Wieso diese unsachliche Abneigung gegen Investoren? (Forum)
Die Motivation einen Club kann man wohl in zwei Äste aufteilen:
Zum einen als Spielzeug, zum anderen als tatsächliches Investment.
Beim Spielzeug-Modell wird lediglich Geld verbrannt, der Eigentümer hat zumindest keinen materiellen Gegenwert.
Ob ein Verkauf der Anteile dann den eigentlichen Wert "Kauf + Investitionen + entgangener Gewinn aus alternativer Anlage" wieder einspielt darf bezweifelt werden, vor allem wenn man in Richtung Chelsea schaut.
Trotzdem gibt es sicherlich Investoren, die mit dem Kauf eines Vereins Geld verdienen (wollen) und das auch tun.
Glazer hat m.W.n. den Kauf von ManUnited durch eine Drehung komplett von ManUnited selber finanzieren lassen und somit erst mal keinen Cent selber bezahlt und kassiert sogar noch Zinsen für dieses Darlehen.
Zudem gibt es die Möglichkeit, gegebenes Geld als Kredit zu leihen (anstatt zu schenken) und einen entsprechend Zins zu nehmen. Der Zins wird sich wegen des höheren Risikos deutlich über dem Marktzins bewegen und ist somit als alternatives Anlagemodell durchaus interessant. Dazu kommen dann evtl. noch Dividenden und ggfs. Kursgewinne bei entsprechendem Erfolg, die man mit einem Weiterverkauf realisieren könnte.

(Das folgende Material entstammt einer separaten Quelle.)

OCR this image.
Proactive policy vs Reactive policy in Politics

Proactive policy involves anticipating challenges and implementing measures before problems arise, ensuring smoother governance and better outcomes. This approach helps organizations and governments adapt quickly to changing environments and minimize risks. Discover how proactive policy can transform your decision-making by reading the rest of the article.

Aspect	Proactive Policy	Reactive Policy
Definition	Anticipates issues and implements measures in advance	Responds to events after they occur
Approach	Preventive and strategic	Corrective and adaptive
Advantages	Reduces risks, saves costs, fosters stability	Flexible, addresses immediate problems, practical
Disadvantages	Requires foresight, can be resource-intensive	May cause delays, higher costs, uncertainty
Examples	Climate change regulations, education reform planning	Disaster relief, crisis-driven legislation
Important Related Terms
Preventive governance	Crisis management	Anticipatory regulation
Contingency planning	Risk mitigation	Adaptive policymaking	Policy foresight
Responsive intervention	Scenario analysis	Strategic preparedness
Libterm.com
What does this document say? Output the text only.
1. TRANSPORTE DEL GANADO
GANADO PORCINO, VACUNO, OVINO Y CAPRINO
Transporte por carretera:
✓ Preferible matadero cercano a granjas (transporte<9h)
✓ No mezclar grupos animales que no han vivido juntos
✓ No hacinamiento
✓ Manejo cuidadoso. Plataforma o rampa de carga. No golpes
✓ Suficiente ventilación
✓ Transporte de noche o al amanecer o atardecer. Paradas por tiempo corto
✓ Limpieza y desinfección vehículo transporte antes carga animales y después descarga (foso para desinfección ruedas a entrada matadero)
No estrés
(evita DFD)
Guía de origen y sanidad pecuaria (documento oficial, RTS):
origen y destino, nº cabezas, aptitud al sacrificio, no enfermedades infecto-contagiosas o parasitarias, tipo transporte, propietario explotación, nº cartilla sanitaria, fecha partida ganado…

Die Aktie des BVB hat sich innerhalb der letzten 5 Jahre verdreifacht, Mitte 2014 war sogar eine Verfünffachung zu beobachten.
ManUnited wird momentan bei 14,5 notiert, vor 2 1/2 Jahren hätte man das noch für 9,20 bekommen - eine ordentliche Rendite, wenn auch vorerst nur als Buchgewinn.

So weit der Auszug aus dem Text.